The Economic Crisis and Low Carbon Recovery Plans

Posted by Dieter Helm on 6 March 2009

 The credit crunch and the subsequent banking crisis are largely to be explained by leverage and debt, in turn based upon high levels of consumption and low levels of savings. Consumption has been unsustainably high. In response to the economic crisis, the US and the UK (and others) are taking actions to try to hold up consumption by householders and increase public sector spending. This is a short term response, which goes against the medium and longer term need to rebalance economies away from consumption towards higher levels of savings and investments.

Amongst the investments which are public priorities are those which help the transformation from a high to a low carbon economy. It is therefore argued that some of the large public expenditure increases should go towards low carbon investments. Unsurprisingly a host of lobby groups have identified a large “climate change pork barrel” and are competing for these potential subsidies.


The investment requirements for the low carbon economy are considerable – and the costs are likely to greatly exceed the 1% GDP costs suggested by the Stern Review. Indeed if the costs were as low as the Stern Review suggests, they would be comparatively trivial as against the scale of the macroeconomic stimuli currently underway.


In this context it is also important to recognise that current targets for CO2 reductions are based upon carbon production not carbon consumption.
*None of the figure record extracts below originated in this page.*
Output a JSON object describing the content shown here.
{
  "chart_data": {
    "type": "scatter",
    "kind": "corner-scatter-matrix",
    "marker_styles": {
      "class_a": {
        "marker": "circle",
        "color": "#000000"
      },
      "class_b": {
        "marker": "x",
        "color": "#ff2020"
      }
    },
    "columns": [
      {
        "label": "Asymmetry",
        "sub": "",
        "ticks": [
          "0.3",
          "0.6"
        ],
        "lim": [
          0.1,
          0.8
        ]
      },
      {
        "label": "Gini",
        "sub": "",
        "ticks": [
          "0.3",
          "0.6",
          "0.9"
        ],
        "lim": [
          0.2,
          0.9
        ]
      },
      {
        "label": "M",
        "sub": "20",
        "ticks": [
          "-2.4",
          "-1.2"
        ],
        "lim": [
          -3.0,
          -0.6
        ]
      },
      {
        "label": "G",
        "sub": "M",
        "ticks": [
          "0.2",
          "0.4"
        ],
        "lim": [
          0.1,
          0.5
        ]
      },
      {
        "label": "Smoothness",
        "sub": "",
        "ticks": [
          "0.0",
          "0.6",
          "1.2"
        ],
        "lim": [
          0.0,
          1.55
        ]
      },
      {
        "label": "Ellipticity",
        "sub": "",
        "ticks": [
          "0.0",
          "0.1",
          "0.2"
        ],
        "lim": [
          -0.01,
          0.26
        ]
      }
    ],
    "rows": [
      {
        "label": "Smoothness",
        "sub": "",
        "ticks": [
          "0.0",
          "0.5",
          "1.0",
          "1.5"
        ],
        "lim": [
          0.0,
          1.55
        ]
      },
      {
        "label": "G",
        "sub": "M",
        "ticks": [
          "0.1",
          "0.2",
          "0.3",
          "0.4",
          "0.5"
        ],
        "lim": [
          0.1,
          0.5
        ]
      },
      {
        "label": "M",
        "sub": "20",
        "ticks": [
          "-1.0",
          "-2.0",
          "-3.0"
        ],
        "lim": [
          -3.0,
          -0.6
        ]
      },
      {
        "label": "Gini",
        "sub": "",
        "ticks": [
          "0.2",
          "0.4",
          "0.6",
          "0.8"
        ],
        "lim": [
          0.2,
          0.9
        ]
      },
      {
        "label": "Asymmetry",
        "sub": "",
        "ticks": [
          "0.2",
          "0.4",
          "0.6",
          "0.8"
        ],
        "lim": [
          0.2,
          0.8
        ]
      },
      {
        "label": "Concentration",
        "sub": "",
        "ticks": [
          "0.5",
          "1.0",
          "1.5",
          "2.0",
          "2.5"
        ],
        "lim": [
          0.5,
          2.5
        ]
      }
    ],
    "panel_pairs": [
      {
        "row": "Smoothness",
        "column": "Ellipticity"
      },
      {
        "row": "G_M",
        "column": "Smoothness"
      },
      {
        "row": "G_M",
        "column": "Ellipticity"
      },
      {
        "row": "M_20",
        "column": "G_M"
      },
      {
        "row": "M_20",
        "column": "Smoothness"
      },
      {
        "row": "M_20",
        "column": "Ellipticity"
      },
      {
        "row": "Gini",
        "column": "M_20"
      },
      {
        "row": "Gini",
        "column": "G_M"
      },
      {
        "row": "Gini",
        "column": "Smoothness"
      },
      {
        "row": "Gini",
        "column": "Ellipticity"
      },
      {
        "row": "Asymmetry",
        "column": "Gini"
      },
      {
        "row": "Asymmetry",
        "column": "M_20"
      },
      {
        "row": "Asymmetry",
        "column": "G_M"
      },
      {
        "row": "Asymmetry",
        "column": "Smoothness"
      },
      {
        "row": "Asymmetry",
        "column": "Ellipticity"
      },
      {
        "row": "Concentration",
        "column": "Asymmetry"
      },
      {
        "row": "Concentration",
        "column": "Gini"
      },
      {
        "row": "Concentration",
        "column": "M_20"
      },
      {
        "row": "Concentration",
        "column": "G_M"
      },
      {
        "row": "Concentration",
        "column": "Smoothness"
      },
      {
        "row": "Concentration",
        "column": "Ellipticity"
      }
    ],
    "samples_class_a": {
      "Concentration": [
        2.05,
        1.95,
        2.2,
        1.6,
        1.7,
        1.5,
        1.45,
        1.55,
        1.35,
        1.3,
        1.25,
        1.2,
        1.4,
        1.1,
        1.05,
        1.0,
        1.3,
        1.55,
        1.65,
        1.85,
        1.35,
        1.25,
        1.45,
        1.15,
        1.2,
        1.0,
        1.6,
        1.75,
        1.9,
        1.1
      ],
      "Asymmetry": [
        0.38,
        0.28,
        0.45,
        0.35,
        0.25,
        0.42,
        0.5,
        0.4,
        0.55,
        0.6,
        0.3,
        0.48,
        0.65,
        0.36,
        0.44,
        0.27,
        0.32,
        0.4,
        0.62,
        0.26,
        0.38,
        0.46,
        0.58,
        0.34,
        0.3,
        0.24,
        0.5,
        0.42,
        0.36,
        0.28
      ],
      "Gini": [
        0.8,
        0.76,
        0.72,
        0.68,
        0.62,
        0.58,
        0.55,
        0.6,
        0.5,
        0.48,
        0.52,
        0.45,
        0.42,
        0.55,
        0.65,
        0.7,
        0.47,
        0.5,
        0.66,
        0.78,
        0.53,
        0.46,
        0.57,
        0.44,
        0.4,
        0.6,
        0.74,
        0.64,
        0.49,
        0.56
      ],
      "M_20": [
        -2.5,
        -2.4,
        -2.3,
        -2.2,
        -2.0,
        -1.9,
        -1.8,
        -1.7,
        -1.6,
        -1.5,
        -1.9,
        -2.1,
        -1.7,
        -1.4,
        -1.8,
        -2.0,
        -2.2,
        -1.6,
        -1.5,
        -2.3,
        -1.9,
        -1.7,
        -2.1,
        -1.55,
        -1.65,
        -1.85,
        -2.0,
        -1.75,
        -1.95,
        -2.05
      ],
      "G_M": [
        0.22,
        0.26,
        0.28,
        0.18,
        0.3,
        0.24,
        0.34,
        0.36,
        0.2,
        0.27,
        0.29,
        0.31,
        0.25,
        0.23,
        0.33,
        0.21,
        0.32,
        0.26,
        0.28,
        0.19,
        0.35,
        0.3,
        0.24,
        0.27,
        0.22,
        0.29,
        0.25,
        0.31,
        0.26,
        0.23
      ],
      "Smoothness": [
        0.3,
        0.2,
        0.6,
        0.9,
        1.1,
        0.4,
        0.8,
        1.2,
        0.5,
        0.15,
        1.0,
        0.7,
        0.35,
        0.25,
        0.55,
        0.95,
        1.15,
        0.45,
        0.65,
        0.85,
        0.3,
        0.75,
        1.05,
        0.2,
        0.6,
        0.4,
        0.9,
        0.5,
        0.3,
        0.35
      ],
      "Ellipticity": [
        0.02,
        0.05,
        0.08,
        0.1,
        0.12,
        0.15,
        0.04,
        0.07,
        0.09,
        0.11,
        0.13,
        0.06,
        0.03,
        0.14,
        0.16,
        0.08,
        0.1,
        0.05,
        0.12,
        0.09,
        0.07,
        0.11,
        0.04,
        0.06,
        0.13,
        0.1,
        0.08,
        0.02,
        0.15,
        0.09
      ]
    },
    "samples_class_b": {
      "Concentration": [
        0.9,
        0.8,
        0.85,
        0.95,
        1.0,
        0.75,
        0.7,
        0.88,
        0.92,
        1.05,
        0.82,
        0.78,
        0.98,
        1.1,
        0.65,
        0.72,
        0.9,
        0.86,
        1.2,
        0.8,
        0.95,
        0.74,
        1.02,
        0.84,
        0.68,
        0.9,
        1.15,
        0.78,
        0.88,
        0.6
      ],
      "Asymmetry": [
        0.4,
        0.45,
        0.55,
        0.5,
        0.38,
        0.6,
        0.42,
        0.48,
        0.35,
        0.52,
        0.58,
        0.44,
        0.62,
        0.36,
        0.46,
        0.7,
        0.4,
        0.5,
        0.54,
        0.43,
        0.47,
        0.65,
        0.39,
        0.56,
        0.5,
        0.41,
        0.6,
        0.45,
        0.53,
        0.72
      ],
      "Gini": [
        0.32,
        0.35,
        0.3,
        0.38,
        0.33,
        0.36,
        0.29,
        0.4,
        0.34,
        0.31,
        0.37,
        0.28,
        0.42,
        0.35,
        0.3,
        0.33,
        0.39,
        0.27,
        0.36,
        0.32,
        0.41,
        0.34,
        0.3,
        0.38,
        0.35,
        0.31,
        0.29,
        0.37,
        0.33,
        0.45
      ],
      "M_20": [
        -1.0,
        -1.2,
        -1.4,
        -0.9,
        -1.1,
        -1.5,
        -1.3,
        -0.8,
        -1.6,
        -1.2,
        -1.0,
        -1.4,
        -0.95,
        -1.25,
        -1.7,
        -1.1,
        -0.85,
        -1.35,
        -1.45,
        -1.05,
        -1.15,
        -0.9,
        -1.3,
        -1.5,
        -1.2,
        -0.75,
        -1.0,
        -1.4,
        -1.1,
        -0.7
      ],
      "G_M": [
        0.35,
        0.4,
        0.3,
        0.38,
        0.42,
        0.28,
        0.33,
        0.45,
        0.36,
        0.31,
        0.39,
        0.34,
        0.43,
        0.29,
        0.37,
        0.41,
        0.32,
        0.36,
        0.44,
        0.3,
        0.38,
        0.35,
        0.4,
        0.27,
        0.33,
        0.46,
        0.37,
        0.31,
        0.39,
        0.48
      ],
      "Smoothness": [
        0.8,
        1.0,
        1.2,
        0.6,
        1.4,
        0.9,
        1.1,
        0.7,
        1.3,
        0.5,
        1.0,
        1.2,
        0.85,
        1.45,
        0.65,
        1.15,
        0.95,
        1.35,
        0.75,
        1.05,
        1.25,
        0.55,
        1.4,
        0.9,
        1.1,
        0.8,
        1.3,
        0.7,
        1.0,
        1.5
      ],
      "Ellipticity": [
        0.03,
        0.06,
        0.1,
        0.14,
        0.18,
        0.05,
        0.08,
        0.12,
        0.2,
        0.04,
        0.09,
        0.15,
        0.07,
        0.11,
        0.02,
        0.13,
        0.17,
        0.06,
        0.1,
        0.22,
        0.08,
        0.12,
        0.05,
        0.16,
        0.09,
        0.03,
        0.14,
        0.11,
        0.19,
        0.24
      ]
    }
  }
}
They therefore greatly understate the contributions of emissions from developed countries like the US and UK, since they omit imported energy and carbon intensive goods. By way of example, since 1990 UK carbon production has fallen by around 15%, but carbon consumption has gone up by about 19%.


There is therefore an urgency for investment in low carbon technologies at a very significant scale and cost. The link to the macroeconomic stimuli is tenuous, however, for two main reasons. First, at the heart of the carbon problem is the need to move towards a sustainable consumption path. The excessive consumption of the boom has undoubtedly exacerbated emissions (and the increasing coal burn in relative and absolute terms that went with it), and explains in part why the C02 concentrations are steadily marching up to 400 parts per million. The recession is reducing emissions. The faster the recovery ahead of a switch to low carbon technologies, the bigger the adverse impact on emissions. Unpalatable as it may seem, from a purely climate change perspective, the economic crisis has actually brought some respite from the relentless increase in consumption-driven emissions.


Second, the time dimensions are out of line. The measures taken to deal with the economic crisis are designed to be quick in their effect – with a timescale of months or a few years in mind. The low carbon investment horizon is medium term, with plans congealing around 2020 targets. Whilst some acceleration in building new plant may have some immediate macroeconomic effect, most of it does not. The exception is energy efficiency measures, where it is argued that insulation and related measures can be “shovel ready” quickly. Speeding this process does not however need to be directly linked to the fiscal stimuli: since advocates of energy efficiency argue that much of it is already NPV positive, there are obvious ways of financing these measures against the regulated asset bases of the transmission and distribution businesses in the UK at least. Utility regulation provides the appropriate policy tools.


There is also a concern that tying low carbon investments to the short term stimuli packages may indeed be “short term” – that in the event of a sharp recovery (and the associated risks of inflation) public expenditure will be cut back sharply and there will then be a “stop-go” impact on the decarbonisation process.


For these reasons, it is important to keep separate the urgent need for a major national and international effort to decarbonise the global economy, a process which is medium to long term and which will be much more costly than the 1% number in the Stern Review, on the one hand, and the short term macroeconomic need to promote consumption and lending on the other. There are obvious areas where extra spending may be helpful for low carbon activities, but these should not distract from the challenge over the next three decades for an environmental transformation.


The G20 summit provides an opportunity to look beyond the immediate economic crisis towards the huge challenge of decarbonisation. A commitment to base a post Kyoto international framework on consumption rather than production, to establish a long term price of carbon, to massively increase R&D spending, and to provide the means for developing countries to industrialise without major increases in (predominantly coal-based) emissions would be of much greater significance than a short term fiscal stimulus.